File "test.ml", line 75, characters 77-81:
Error: Signature mismatch:
       Modules do not match:
         sig type t = TExp.t = { ty : TAST.ty; descr : TAST.exp_descr; } end
       is not included in
         sig
           type t =
             TypedExp(TAST).t = {
             ty : TAST.ty;
             descr : TAST.exp_descr;
           }
         end
       Type declarations do not match:
         type t = TExp.t = { ty : TAST.ty; descr : TAST.exp_descr; }
       is not included in
         type t =
           TypedExp(TAST).t = {
           ty : TAST.ty;
           descr : TAST.exp_descr;
         }
       File "test.ml", line 34, characters 2-68: Expected declaration
       File "test.ml", line 41, characters 22-72: Actual declaration

Is it an OCaml compiler bug or what am I missing?

2

On your second problem, you are just not exporting the identity between Texp.t and TypedExp(TAST).t, the compiler is thus right to reject the inclusion. You can fix it with

module rec TExp : sig
  type t = TypedExp(TAST).t = { ty : TAST.ty; descr : TAST.exp_descr; }
end = TypedExp(TAST)
and TAST : AST with type exp = TExp.t = MakeAST(TExp)
3

Thanks, I wasn’t aware that there were two problems in there. I thought that adding AST as an argument to TExpPrint was adding redundancy. Does that mean that it is needed to implement a module that extends every module created from applying the functor TypedExp?

4

To be honest, I only see one problem (@octachron: what is the first problem you see?): a typechecking one, because you only have two isomorphic types which are distinct.

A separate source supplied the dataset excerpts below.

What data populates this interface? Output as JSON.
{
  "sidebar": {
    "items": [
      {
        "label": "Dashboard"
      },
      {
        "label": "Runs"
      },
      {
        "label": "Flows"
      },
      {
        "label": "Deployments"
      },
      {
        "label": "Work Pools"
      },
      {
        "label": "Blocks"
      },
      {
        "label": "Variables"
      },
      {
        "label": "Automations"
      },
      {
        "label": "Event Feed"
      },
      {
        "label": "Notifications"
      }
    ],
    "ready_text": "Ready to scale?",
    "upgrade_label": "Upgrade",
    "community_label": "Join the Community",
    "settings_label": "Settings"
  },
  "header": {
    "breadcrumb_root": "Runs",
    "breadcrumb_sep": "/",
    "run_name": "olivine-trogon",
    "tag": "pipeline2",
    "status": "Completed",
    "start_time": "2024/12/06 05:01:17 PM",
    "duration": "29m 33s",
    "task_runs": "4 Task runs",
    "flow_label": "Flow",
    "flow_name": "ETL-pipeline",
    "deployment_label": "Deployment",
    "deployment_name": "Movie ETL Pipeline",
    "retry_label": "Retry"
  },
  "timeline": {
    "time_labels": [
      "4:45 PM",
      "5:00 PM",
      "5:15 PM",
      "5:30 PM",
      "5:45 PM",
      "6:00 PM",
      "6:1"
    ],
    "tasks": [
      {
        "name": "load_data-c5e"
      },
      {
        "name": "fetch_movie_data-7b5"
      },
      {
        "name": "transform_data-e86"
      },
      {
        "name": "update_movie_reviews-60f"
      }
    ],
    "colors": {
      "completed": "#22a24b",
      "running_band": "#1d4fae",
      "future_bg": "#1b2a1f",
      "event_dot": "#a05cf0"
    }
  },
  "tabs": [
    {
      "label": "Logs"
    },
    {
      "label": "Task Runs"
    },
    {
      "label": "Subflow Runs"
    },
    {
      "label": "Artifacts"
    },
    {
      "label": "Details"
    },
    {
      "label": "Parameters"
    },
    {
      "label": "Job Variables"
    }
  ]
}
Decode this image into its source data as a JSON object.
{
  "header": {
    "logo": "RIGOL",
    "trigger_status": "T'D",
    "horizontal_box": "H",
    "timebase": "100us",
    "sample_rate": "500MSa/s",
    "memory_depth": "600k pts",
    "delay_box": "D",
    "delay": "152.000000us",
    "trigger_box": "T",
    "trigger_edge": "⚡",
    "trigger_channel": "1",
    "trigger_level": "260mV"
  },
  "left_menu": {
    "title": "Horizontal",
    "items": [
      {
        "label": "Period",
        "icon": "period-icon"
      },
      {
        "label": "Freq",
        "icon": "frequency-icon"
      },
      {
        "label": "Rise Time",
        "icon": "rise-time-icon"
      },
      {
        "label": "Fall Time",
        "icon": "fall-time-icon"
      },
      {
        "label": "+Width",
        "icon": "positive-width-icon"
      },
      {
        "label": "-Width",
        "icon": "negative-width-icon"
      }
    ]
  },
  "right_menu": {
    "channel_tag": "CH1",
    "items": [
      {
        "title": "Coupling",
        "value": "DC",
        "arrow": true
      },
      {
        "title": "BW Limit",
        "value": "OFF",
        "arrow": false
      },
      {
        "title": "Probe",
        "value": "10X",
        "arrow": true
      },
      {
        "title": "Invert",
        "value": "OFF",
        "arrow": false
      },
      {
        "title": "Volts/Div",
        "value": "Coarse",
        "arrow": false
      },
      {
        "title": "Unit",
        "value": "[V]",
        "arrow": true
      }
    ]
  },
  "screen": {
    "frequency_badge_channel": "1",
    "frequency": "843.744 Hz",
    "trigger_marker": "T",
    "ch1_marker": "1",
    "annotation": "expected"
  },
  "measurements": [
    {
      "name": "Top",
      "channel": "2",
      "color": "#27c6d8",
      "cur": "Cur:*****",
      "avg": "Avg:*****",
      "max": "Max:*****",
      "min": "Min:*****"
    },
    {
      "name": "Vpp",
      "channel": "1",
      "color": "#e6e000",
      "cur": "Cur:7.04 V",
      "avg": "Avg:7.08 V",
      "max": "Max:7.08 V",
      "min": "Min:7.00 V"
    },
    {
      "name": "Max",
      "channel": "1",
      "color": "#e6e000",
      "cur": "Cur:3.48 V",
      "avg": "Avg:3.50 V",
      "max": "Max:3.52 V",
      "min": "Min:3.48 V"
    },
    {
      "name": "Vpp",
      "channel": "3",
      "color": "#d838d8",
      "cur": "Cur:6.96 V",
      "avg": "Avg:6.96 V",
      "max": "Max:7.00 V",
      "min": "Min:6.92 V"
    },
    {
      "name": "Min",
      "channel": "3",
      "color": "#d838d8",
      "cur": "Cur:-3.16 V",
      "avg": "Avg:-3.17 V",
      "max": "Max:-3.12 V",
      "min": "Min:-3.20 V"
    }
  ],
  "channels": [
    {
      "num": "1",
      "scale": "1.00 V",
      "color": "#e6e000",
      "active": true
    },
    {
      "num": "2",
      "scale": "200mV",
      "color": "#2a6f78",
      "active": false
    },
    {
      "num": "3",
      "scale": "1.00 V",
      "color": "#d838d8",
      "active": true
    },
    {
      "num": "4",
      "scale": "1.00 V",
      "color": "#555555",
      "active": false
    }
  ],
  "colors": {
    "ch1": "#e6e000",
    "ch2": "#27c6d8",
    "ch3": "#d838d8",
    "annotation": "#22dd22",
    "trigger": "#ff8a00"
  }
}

Your situation is similar with this one:

module A = struct
  type t = {foo : int}
  let v = {foo = 1}
end

module B = struct
  type t = {foo : int}
  let v = {foo = 1}
end

Here A.t and B.t are incompatible types, because the fully qualified record fields are not foo but A.foo and B.foo, which are distinct.

For instance, when you write A.v.foo you will trigger a warning:

A.v.foo;;
Characters 4-7:
Warning 40: foo was selected from type A.t.
It is not visible in the current scope, and will not 
be selected if the type becomes unknown.

To be precise, in this case you should write:

A.(v.foo);;
- : int = 1

(* or *)

A.v.A.foo;;
- : int = 1

and if you try to compare A.v and B.v you’ll have a type checking error, as if you use record field A.foo with B.v:

A.v = B.v;;
Error: This expression has type B.t but an expression was expected of type A.t

B.v.A.foo;;
Error: The field A.foo belongs to the record type A.t
       but a field was expected belonging to the record type B.t

Nevertheless, the two types are distinct but isomorphic:

let a_to_b {A.foo} = {B.foo};;
val a_to_b : A.t -> B.t = <fun>

let b_to_a {B.foo} = {A.foo};;
val b_to_a : B.t -> A.t = <fun>

The solution, if you want a module with a type t equal to A.t, is to define:

module C = struct
  type t = A.t = {foo : int}
  let v = {foo = 1}
end

then you can do:

A.v = C.v;;
- : bool = true

A.v.C.foo;;
- : int = 1

C.v.A.foo;;
- : int = 1

Hence, @octachron solution to your type checking problem is to write the record type identity in TExp signature.

5

Sorry, I was unclear, I meant looking at your edited code and the corresponding issue.